According to Deng Xiaoping's theory, development and peace are the main trends that determine the state of contemporary international relations, the preservation of which is to ensure the success of the modernization of China. One might say that Xiaoping is a pioneer and the first person in the history of China, who created such a large-scale transformation. The experience of twenty years of reforms shows that Deng Xiaoping was able to lead the country out of the state of political, social, and economic backwardness and to the beginning of its progressive development. Deng Xiaoping's reforms were carried out in the most difficult conditions, but he was able to lead the country out of a state of backwardness in the path of socialist modernization. Since the peasants constitute the majority of the population of China, Deng Xiaoping launched the reform in the village, giving farmers the freedom to dispose the products of their labor.
Conclusions
Deng Xiaoping and his "Four Modernizations" changed China forever and brought it to a whole new level of development. There is a lot of information regarding the illegal and inhumane activities of Xiaoping, but nevertheless, his merit in the development of the Chinese nation is immense. The most important of his merit is the philosophical understanding of opportunities for growth of the productive forces of the country, which has been successfully put into practice. The core of the political ideology of Deng Xiaoping is the political stability as a guarantee of the success of modernization.

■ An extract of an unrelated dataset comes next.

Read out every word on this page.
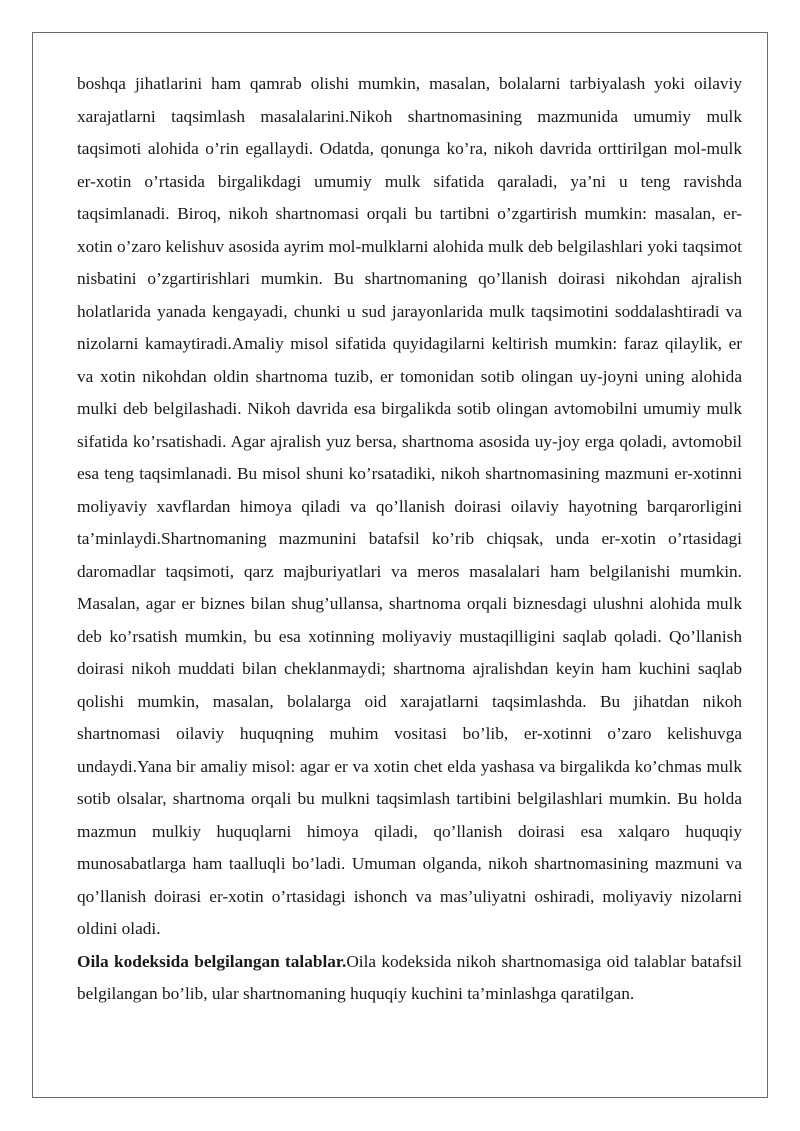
boshqa jihatlarini ham qamrab olishi mumkin, masalan, bolalarni tarbiyalash yoki oilaviy xarajatlarni taqsimlash masalalarini.Nikoh shartnomasining mazmunida umumiy mulk taqsimoti alohida o’rin egallaydi. Odatda, qonunga ko’ra, nikoh davrida orttirilgan mol-mulk er-xotin o’rtasida birgalikdagi umumiy mulk sifatida qaraladi, ya’ni u teng ravishda taqsimlanadi. Biroq, nikoh shartnomasi orqali bu tartibni o’zgartirish mumkin: masalan, er-xotin o’zaro kelishuv asosida ayrim mol-mulklarni alohida mulk deb belgilashlari yoki taqsimot nisbatini o’zgartirishlari mumkin. Bu shartnomaning qo’llanish doirasi nikohdan ajralish holatlarida yanada kengayadi, chunki u sud jarayonlarida mulk taqsimotini soddalashtiradi va nizolarni kamaytiradi.Amaliy misol sifatida quyidagilarni keltirish mumkin: faraz qilaylik, er va xotin nikohdan oldin shartnoma tuzib, er tomonidan sotib olingan uy-joyni uning alohida mulki deb belgilashadi. Nikoh davrida esa birgalikda sotib olingan avtomobilni umumiy mulk sifatida ko’rsatishadi. Agar ajralish yuz bersa, shartnoma asosida uy-joy erga qoladi, avtomobil esa teng taqsimlanadi. Bu misol shuni ko’rsatadiki, nikoh shartnomasining mazmuni er-xotinni moliyaviy xavflardan himoya qiladi va qo’llanish doirasi oilaviy hayotning barqarorligini ta’minlaydi.Shartnomaning mazmunini batafsil ko’rib chiqsak, unda er-xotin o’rtasidagi daromadlar taqsimoti, qarz majburiyatlari va meros masalalari ham belgilanishi mumkin. Masalan, agar er biznes bilan shug’ullansa, shartnoma orqali biznesdagi ulushni alohida mulk deb ko’rsatish mumkin, bu esa xotinning moliyaviy mustaqilligini saqlab qoladi. Qo’llanish doirasi nikoh muddati bilan cheklanmaydi; shartnoma ajralishdan keyin ham kuchini saqlab qolishi mumkin, masalan, bolalarga oid xarajatlarni taqsimlashda. Bu jihatdan nikoh shartnomasi oilaviy huquqning muhim vositasi bo’lib, er-xotinni o’zaro kelishuvga undaydi.Yana bir amaliy misol: agar er va xotin chet elda yashasa va birgalikda ko’chmas mulk sotib olsalar, shartnoma orqali bu mulkni taqsimlash tartibini belgilashlari mumkin. Bu holda mazmun mulkiy huquqlarni himoya qiladi, qo’llanish doirasi esa xalqaro huquqiy munosabatlarga ham taalluqli bo’ladi. Umuman olganda, nikoh shartnomasining mazmuni va qo’llanish doirasi er-xotin o’rtasidagi ishonch va mas’uliyatni oshiradi, moliyaviy nizolarni oldini oladi.

Oila kodeksida belgilangan talablar.Oila kodeksida nikoh shartnomasiga oid talablar batafsil belgilangan bo’lib, ular shartnomaning huquqiy kuchini ta’minlashga qaratilgan.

Deng has reached a new level of understanding of socialism, the core of which became the liberation and development of productive forces, while the system of organization is aimed at ridding society of exploitation, the polarization property and achieving welfare. Of course, Xiaoping's "Four Modernizations" are one of the most important events in the history of China's development.
Works Cited
Goodman, David. Asia: Deng Xiaoping and the Chinese Revolution: A Political Biography. London, US: Routledge, 2002. ProQuest ebrary. Web. 23 July 2016.
Hung, Ruth Y. Y. "How Global Capitalism Transforms Deng Xiaoping." Boundary 2 41.2 (2014): 165-196. Academic Search Complete. Web. 23 July 2016.
Xiaomang, Feng. "Cultural System Reform And Publishing Industry Transformation In China." Publishing Research Quarterly 20.3 (2004): 52-57. Communication & Mass Media Complete. Web. 23 July 2016.
Vogel, Ezra F.Deng Xiaoping and the Transformation of China. Cambridge, US: Harvard University Press, 2011. ProQuest ebrary. Web. 23 July 2016.